Claudia Pintor ; diplômée en littérature moderne et en architecture, Claudia Pintor collabore depuis 2016 avec la chaire de restauration de la faculté d’ingénierie et d’architecture de Cagliari, qui a pour thème “ les sites de ségrégation ”, en particulier les prisons et les hôpitaux psychiatriques désaffectés. Un extrait du travail de thèse de maîtrise en architecture, consacré à l’ancienne maison circumarienne d’ Oristano, a été publié dans COCCO GB, GIANNATTASIO C, contre les îles de l’île : la réutilisation des prisons en Sardaigne, dans “ Ananke ”, n. 78, mai 2016 ; elle collabore actuellement avec diverses publications sur l’architecture des prisons historiques. Depuis 2018, elle est doctorante à l’École de génie civil et d’architecture de l’Université de Cagliari.
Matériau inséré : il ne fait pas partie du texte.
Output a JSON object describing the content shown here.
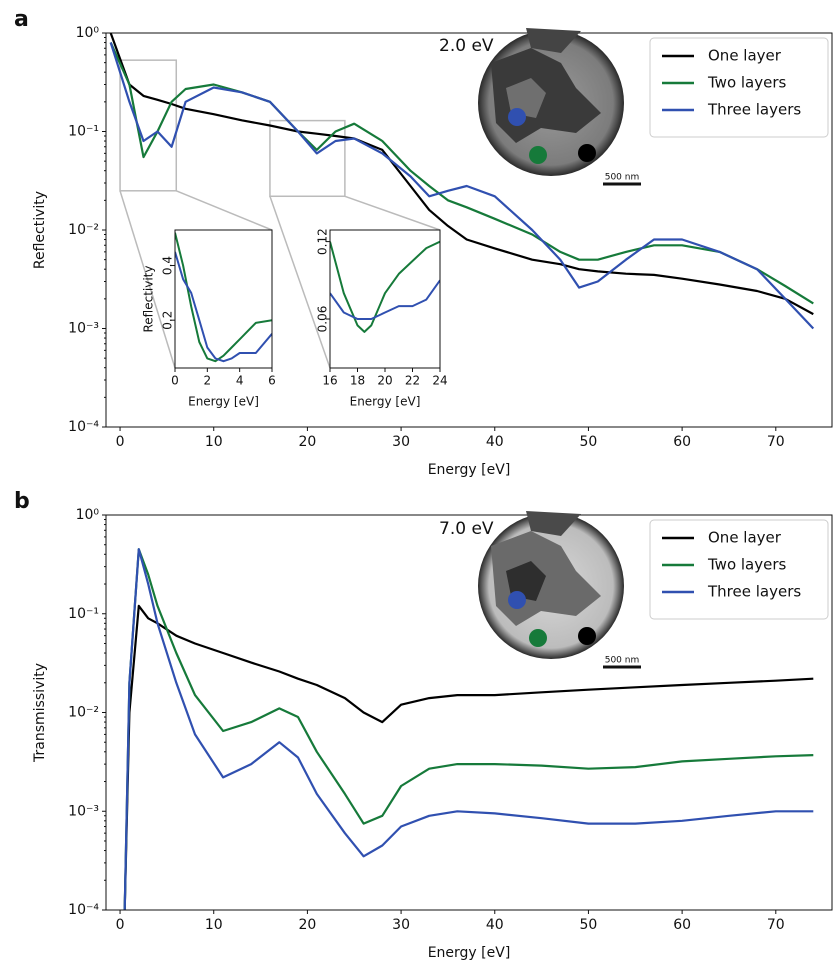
{
  "chart_data": [
    {
      "type": "line",
      "panel_label": "a",
      "xlabel": "Energy [eV]",
      "ylabel": "Reflectivity",
      "annotation": "2.0 eV",
      "scale_bar": "500 nm",
      "log_y": true,
      "legend": "upper right",
      "xlim": [
        -1.5,
        76
      ],
      "ylim": [
        0.0001,
        1
      ],
      "xticks": [
        0,
        10,
        20,
        30,
        40,
        50,
        60,
        70
      ],
      "yticks": [
        {
          "value": 0.0001,
          "label": "10⁻⁴"
        },
        {
          "value": 0.001,
          "label": "10⁻³"
        },
        {
          "value": 0.01,
          "label": "10⁻²"
        },
        {
          "value": 0.1,
          "label": "10⁻¹"
        },
        {
          "value": 1,
          "label": "10⁰"
        }
      ],
      "x": [
        -1,
        1,
        2.5,
        4,
        5.5,
        7,
        10,
        13,
        16,
        19,
        21,
        23,
        25,
        28,
        31,
        33,
        35,
        37,
        40,
        44,
        47,
        49,
        51,
        54,
        57,
        60,
        64,
        68,
        71,
        74
      ],
      "series": [
        {
          "name": "One layer",
          "color": "#000000",
          "values": [
            1.0,
            0.3,
            0.23,
            0.21,
            0.19,
            0.17,
            0.15,
            0.13,
            0.115,
            0.1,
            0.095,
            0.09,
            0.085,
            0.065,
            0.028,
            0.016,
            0.011,
            0.008,
            0.0065,
            0.005,
            0.0045,
            0.004,
            0.0038,
            0.0036,
            0.0035,
            0.0032,
            0.0028,
            0.0024,
            0.002,
            0.0014
          ]
        },
        {
          "name": "Two layers",
          "color": "#167a3a",
          "values": [
            0.8,
            0.3,
            0.055,
            0.1,
            0.2,
            0.27,
            0.3,
            0.25,
            0.2,
            0.1,
            0.065,
            0.1,
            0.12,
            0.08,
            0.04,
            0.028,
            0.02,
            0.017,
            0.013,
            0.009,
            0.006,
            0.005,
            0.005,
            0.006,
            0.007,
            0.007,
            0.006,
            0.004,
            0.0027,
            0.0018
          ]
        },
        {
          "name": "Three layers",
          "color": "#3050b0",
          "values": [
            0.8,
            0.2,
            0.08,
            0.1,
            0.07,
            0.2,
            0.28,
            0.25,
            0.2,
            0.1,
            0.06,
            0.08,
            0.085,
            0.06,
            0.035,
            0.022,
            0.025,
            0.028,
            0.022,
            0.01,
            0.005,
            0.0026,
            0.003,
            0.005,
            0.008,
            0.008,
            0.006,
            0.004,
            0.002,
            0.001
          ]
        }
      ]
    },
    {
      "type": "line",
      "xlabel": "Energy [eV]",
      "ylabel": "Reflectivity",
      "xlim": [
        0,
        6
      ],
      "ylim": [
        0.025,
        0.53
      ],
      "xticks": [
        0,
        2,
        4,
        6
      ],
      "yticks": [
        0.2,
        0.4
      ],
      "x": [
        0,
        0.5,
        1,
        1.5,
        2,
        2.5,
        3,
        3.5,
        4,
        5,
        6
      ],
      "series": [
        {
          "color": "#167a3a",
          "values": [
            0.52,
            0.4,
            0.25,
            0.12,
            0.06,
            0.05,
            0.07,
            0.1,
            0.13,
            0.19,
            0.2
          ]
        },
        {
          "color": "#3050b0",
          "values": [
            0.45,
            0.35,
            0.3,
            0.2,
            0.1,
            0.06,
            0.05,
            0.06,
            0.08,
            0.08,
            0.15
          ]
        }
      ]
    },
    {
      "type": "line",
      "xlabel": "Energy [eV]",
      "xlim": [
        16,
        24
      ],
      "ylim": [
        0.022,
        0.129
      ],
      "xticks": [
        16,
        18,
        20,
        22,
        24
      ],
      "yticks": [
        0.06,
        0.12
      ],
      "x": [
        16,
        17,
        18,
        18.5,
        19,
        20,
        21,
        22,
        23,
        24
      ],
      "series": [
        {
          "color": "#167a3a",
          "values": [
            0.12,
            0.08,
            0.055,
            0.05,
            0.055,
            0.08,
            0.095,
            0.105,
            0.115,
            0.12
          ]
        },
        {
          "color": "#3050b0",
          "values": [
            0.08,
            0.065,
            0.06,
            0.06,
            0.06,
            0.065,
            0.07,
            0.07,
            0.075,
            0.09
          ]
        }
      ]
    },
    {
      "type": "line",
      "panel_label": "b",
      "xlabel": "Energy [eV]",
      "ylabel": "Transmissivity",
      "annotation": "7.0 eV",
      "scale_bar": "500 nm",
      "log_y": true,
      "legend": "upper right",
      "xlim": [
        -1.5,
        76
      ],
      "ylim": [
        0.0001,
        1
      ],
      "xticks": [
        0,
        10,
        20,
        30,
        40,
        50,
        60,
        70
      ],
      "yticks": [
        {
          "value": 0.0001,
          "label": "10⁻⁴"
        },
        {
          "value": 0.001,
          "label": "10⁻³"
        },
        {
          "value": 0.01,
          "label": "10⁻²"
        },
        {
          "value": 0.1,
          "label": "10⁻¹"
        },
        {
          "value": 1,
          "label": "10⁰"
        }
      ],
      "x": [
        0.5,
        1,
        2,
        3,
        4,
        6,
        8,
        11,
        14,
        17,
        19,
        21,
        24,
        26,
        28,
        30,
        33,
        36,
        40,
        45,
        50,
        55,
        60,
        65,
        70,
        74
      ],
      "series": [
        {
          "name": "One layer",
          "color": "#000000",
          "values": [
            0.0001,
            0.01,
            0.12,
            0.09,
            0.08,
            0.06,
            0.05,
            0.04,
            0.032,
            0.026,
            0.022,
            0.019,
            0.014,
            0.01,
            0.008,
            0.012,
            0.014,
            0.015,
            0.015,
            0.016,
            0.017,
            0.018,
            0.019,
            0.02,
            0.021,
            0.022
          ]
        },
        {
          "name": "Two layers",
          "color": "#167a3a",
          "values": [
            0.0001,
            0.02,
            0.45,
            0.25,
            0.12,
            0.04,
            0.015,
            0.0065,
            0.008,
            0.011,
            0.009,
            0.004,
            0.0015,
            0.00075,
            0.0009,
            0.0018,
            0.0027,
            0.003,
            0.003,
            0.0029,
            0.0027,
            0.0028,
            0.0032,
            0.0034,
            0.0036,
            0.0037
          ]
        },
        {
          "name": "Three layers",
          "color": "#3050b0",
          "values": [
            0.0001,
            0.02,
            0.45,
            0.2,
            0.08,
            0.02,
            0.006,
            0.0022,
            0.003,
            0.005,
            0.0035,
            0.0015,
            0.0006,
            0.00035,
            0.00045,
            0.0007,
            0.0009,
            0.001,
            0.00095,
            0.00085,
            0.00075,
            0.00075,
            0.0008,
            0.0009,
            0.001,
            0.001
          ]
        }
      ]
    }
  ]
}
Il manicomio di Villa Clara. © Marina Pattero, 2010. Sources

  La présente contribution traite de l’histoire de deux établissements sardes, l’ancien hôpital psychiatrique Villa Clara à Cagliari et l’ancien hôpital psychiatrique Rizzeddu à Sassari. Elle constitue la première étape d’une recherche plus large.
  L’objectif général de la démarche est de mettre en valeur ce patrimoine architectural en cherchant dans les éléments de mémoire immatérielle de nouvelles clés d’interprétation des lieux, tant pour appréhender leur dimension historique que pour imaginer des scénarios futurs de réutilisation.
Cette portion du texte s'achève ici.